Entonces, una chica sale del que tienen a su derecha, y esta se percata de la presencia de ambos agentes.

—Hola—saluda Pérez, yendo en su dirección—, perdone, ¿conoce alguna tienda de dulces cerca de aquí?

—¿De dulces? No, no hay ninguna que yo conozca—contesta sin preguntar nada más.

—¿Está segura? —Interroga ahora el ruso.

—Conozco bien la zona, no hay ninguna, agentes—se encoge de hombros, atendiendo segundos después a su teléfono—. Tengo que irme, tengan buen servicio. Adiós.

Y con eso se marcha en su moto. El del FBI suspira, era inútil seguir un cartel que ni siquiera estaba en su idioma. Incluso no sabía si aquello era del vendedor, solo lo encontró en la posición donde estaba.

—Bueno, enviaré las galletas al laboratorio, si llevan alguna sustancia ilegal o extraña lo sabrán—se rinde, volteándose para montarse nuevo en el coche.

Era tarde, y lo último que quería aguantar era una velada con Volkov.

—Espere—llama Viktor en su lugar.

Horacio mira en esa dirección, y ve unas escaleras que llevan a una plaza escondida. Conduce su mano a la pistola de su cinturilla y se adelanta, ahora teniendo al jefe de policía siguiéndole desde atrás. Llegan a esta, y comprueban que es normal. Excepto por una puerta, que parece distintas a las normales. Y, sobretodo, por el cartel de "Cerrado" colgado en ella, a pesar de que no hay ventanas ni escaparates.

—Espere, no podemos ir solos. Tenemos que pedir refuerzos—habla el de pelo plateado.

Pero el director del FBI no le hace caso y avanza hacia ella. Comprueba si está abierta, pero no hay suerte. Entonces, pulsa el timbre de un lado, que llevaba un micrófono incorporado, y también intuía que había alguna cámara cerca.

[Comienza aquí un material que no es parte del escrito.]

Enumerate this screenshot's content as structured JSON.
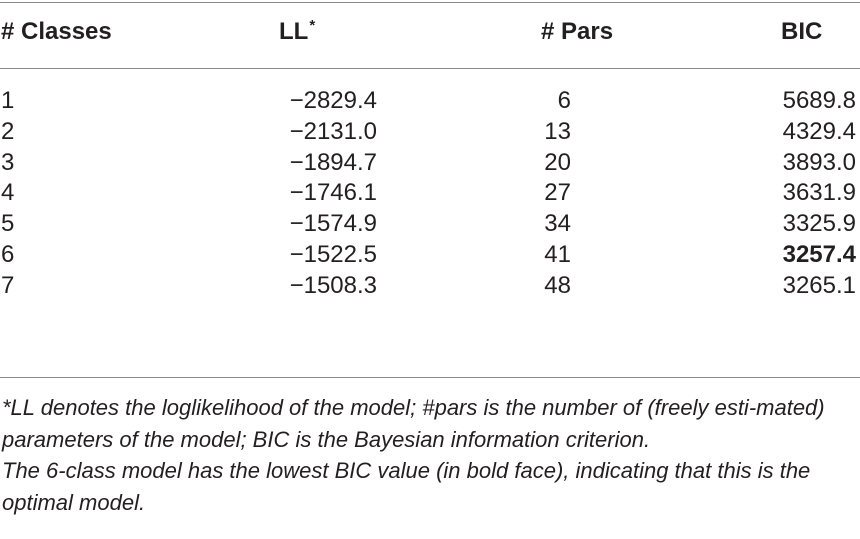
{
  "table": {
    "headers": {
      "classes": "# Classes",
      "ll": "LL",
      "ll_sup": "*",
      "pars": "# Pars",
      "bic": "BIC"
    },
    "rows": [
      {
        "classes": "1",
        "ll": "−2829.4",
        "pars": "6",
        "bic": "5689.8",
        "bold": false
      },
      {
        "classes": "2",
        "ll": "−2131.0",
        "pars": "13",
        "bic": "4329.4",
        "bold": false
      },
      {
        "classes": "3",
        "ll": "−1894.7",
        "pars": "20",
        "bic": "3893.0",
        "bold": false
      },
      {
        "classes": "4",
        "ll": "−1746.1",
        "pars": "27",
        "bic": "3631.9",
        "bold": false
      },
      {
        "classes": "5",
        "ll": "−1574.9",
        "pars": "34",
        "bic": "3325.9",
        "bold": false
      },
      {
        "classes": "6",
        "ll": "−1522.5",
        "pars": "41",
        "bic": "3257.4",
        "bold": true
      },
      {
        "classes": "7",
        "ll": "−1508.3",
        "pars": "48",
        "bic": "3265.1",
        "bold": false
      }
    ]
  },
  "notes": {
    "note1": "*LL denotes the loglikelihood of the model; #pars is the number of (freely esti-mated) parameters of the model; BIC is the Bayesian information criterion.",
    "note2": "The 6-class model has the lowest BIC value (in bold face), indicating that this is the optimal model."
  }
}
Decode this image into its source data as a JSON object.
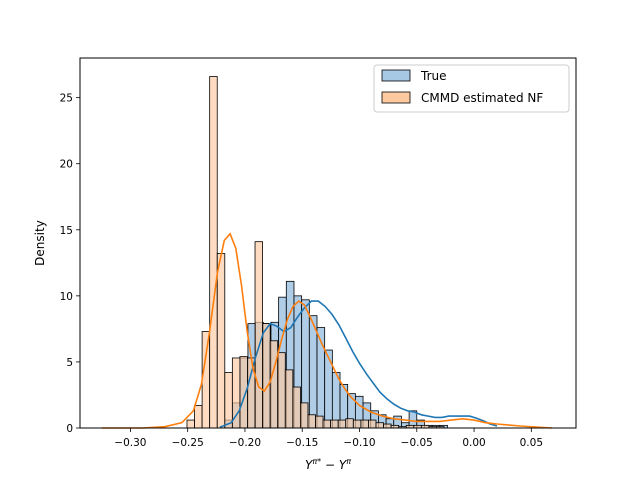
{
  "chart_data": {
    "type": "bar",
    "xlabel": "Y^π* − Y^π",
    "xlabel_parts": {
      "base1": "Y",
      "sup1": "π*",
      "minus": " − ",
      "base2": "Y",
      "sup2": "π"
    },
    "ylabel": "Density",
    "xlim": [
      -0.344,
      0.089
    ],
    "ylim": [
      0,
      28
    ],
    "xticks": [
      {
        "value": -0.3,
        "label": "−0.30"
      },
      {
        "value": -0.25,
        "label": "−0.25"
      },
      {
        "value": -0.2,
        "label": "−0.20"
      },
      {
        "value": -0.15,
        "label": "−0.15"
      },
      {
        "value": -0.1,
        "label": "−0.10"
      },
      {
        "value": -0.05,
        "label": "−0.05"
      },
      {
        "value": 0.0,
        "label": "0.00"
      },
      {
        "value": 0.05,
        "label": "0.05"
      }
    ],
    "yticks": [
      {
        "value": 0,
        "label": "0"
      },
      {
        "value": 5,
        "label": "5"
      },
      {
        "value": 10,
        "label": "10"
      },
      {
        "value": 15,
        "label": "15"
      },
      {
        "value": 20,
        "label": "20"
      },
      {
        "value": 25,
        "label": "25"
      }
    ],
    "legend_position": "top-right",
    "series": [
      {
        "name": "True",
        "color": "#1f77b4",
        "fill": "#a6c8e4",
        "bin_start": -0.2175,
        "bin_width": 0.0067,
        "values": [
          0.6,
          1.9,
          5.3,
          7.9,
          8.0,
          7.9,
          8.0,
          9.9,
          11.1,
          10.0,
          9.7,
          8.5,
          7.6,
          5.9,
          4.2,
          3.3,
          2.6,
          2.4,
          1.9,
          1.3,
          1.0,
          0.7,
          0.9,
          0.4,
          1.3,
          0.6,
          0.2,
          0.2,
          0.2
        ]
      },
      {
        "name": "CMMD estimated NF",
        "color": "#ff7f0e",
        "fill": "#ffc9a0",
        "bin_start": -0.2506,
        "bin_width": 0.0066,
        "values": [
          0.6,
          1.7,
          7.3,
          26.6,
          13.2,
          4.2,
          5.3,
          5.4,
          5.3,
          14.1,
          7.9,
          6.6,
          5.7,
          4.4,
          3.1,
          1.9,
          1.0,
          0.9,
          0.6,
          0.6,
          0.6,
          0.7,
          0.6,
          0.6,
          0.6,
          0.4,
          0.3,
          0.2,
          0.1,
          0.2,
          0.2,
          0.2,
          0.1,
          0.1
        ]
      }
    ],
    "kde": [
      {
        "name": "True",
        "color": "#1f77b4",
        "x": [
          -0.222,
          -0.212,
          -0.205,
          -0.198,
          -0.191,
          -0.184,
          -0.178,
          -0.172,
          -0.166,
          -0.16,
          -0.154,
          -0.148,
          -0.142,
          -0.136,
          -0.13,
          -0.124,
          -0.118,
          -0.112,
          -0.106,
          -0.1,
          -0.094,
          -0.088,
          -0.082,
          -0.076,
          -0.07,
          -0.064,
          -0.058,
          -0.052,
          -0.046,
          -0.04,
          -0.034,
          -0.028,
          -0.022,
          -0.016,
          -0.01,
          -0.004,
          0.002,
          0.008,
          0.014,
          0.02
        ],
        "y": [
          0.05,
          0.4,
          1.3,
          3.0,
          5.3,
          7.2,
          7.9,
          7.7,
          7.3,
          7.6,
          8.4,
          9.1,
          9.6,
          9.6,
          9.2,
          8.6,
          7.8,
          6.8,
          5.8,
          4.9,
          4.1,
          3.4,
          2.7,
          2.2,
          1.8,
          1.5,
          1.3,
          1.2,
          1.0,
          0.9,
          0.8,
          0.8,
          0.9,
          0.9,
          0.9,
          0.9,
          0.75,
          0.55,
          0.3,
          0.15
        ]
      },
      {
        "name": "CMMD estimated NF",
        "color": "#ff7f0e",
        "x": [
          -0.325,
          -0.29,
          -0.27,
          -0.255,
          -0.245,
          -0.238,
          -0.231,
          -0.224,
          -0.218,
          -0.213,
          -0.208,
          -0.203,
          -0.198,
          -0.193,
          -0.188,
          -0.183,
          -0.178,
          -0.173,
          -0.168,
          -0.163,
          -0.158,
          -0.153,
          -0.148,
          -0.143,
          -0.138,
          -0.133,
          -0.128,
          -0.123,
          -0.118,
          -0.113,
          -0.108,
          -0.1,
          -0.09,
          -0.08,
          -0.07,
          -0.06,
          -0.05,
          -0.04,
          -0.03,
          -0.02,
          -0.01,
          0.0,
          0.01,
          0.02,
          0.04,
          0.068
        ],
        "y": [
          0.0,
          0.0,
          0.1,
          0.4,
          1.3,
          3.3,
          7.2,
          11.8,
          14.2,
          14.7,
          13.6,
          10.8,
          7.3,
          4.5,
          3.1,
          2.8,
          3.5,
          5.0,
          6.7,
          8.2,
          9.2,
          9.6,
          9.3,
          8.4,
          7.4,
          6.4,
          5.5,
          4.6,
          3.7,
          3.0,
          2.4,
          1.7,
          1.2,
          0.9,
          0.7,
          0.6,
          0.5,
          0.5,
          0.5,
          0.6,
          0.7,
          0.6,
          0.4,
          0.3,
          0.15,
          0.0
        ]
      }
    ]
  }
}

Horacio se sorprende cuando alguien abre la puerta desde dentro, creía que no iba a haber nadie.

—Joder—susurra el ruso cuando ve al federal entrar con el arma en la mano.

El más joven sube las escaleras que tiene en frente, hasta que llega a otra puerta. Esta parece de corredera, esas que en realidad nunca se cierran y son en ambos sentidos. La empuja, mirando el interior. Era una tienda, una iluminada solo por luz artificial, pues ya era de noche. Veía un montón de estanterías llanas de botes de cristal con etiquetas, otras con hierbas, y otras con artilugios que ni siquiera sabía qué eran.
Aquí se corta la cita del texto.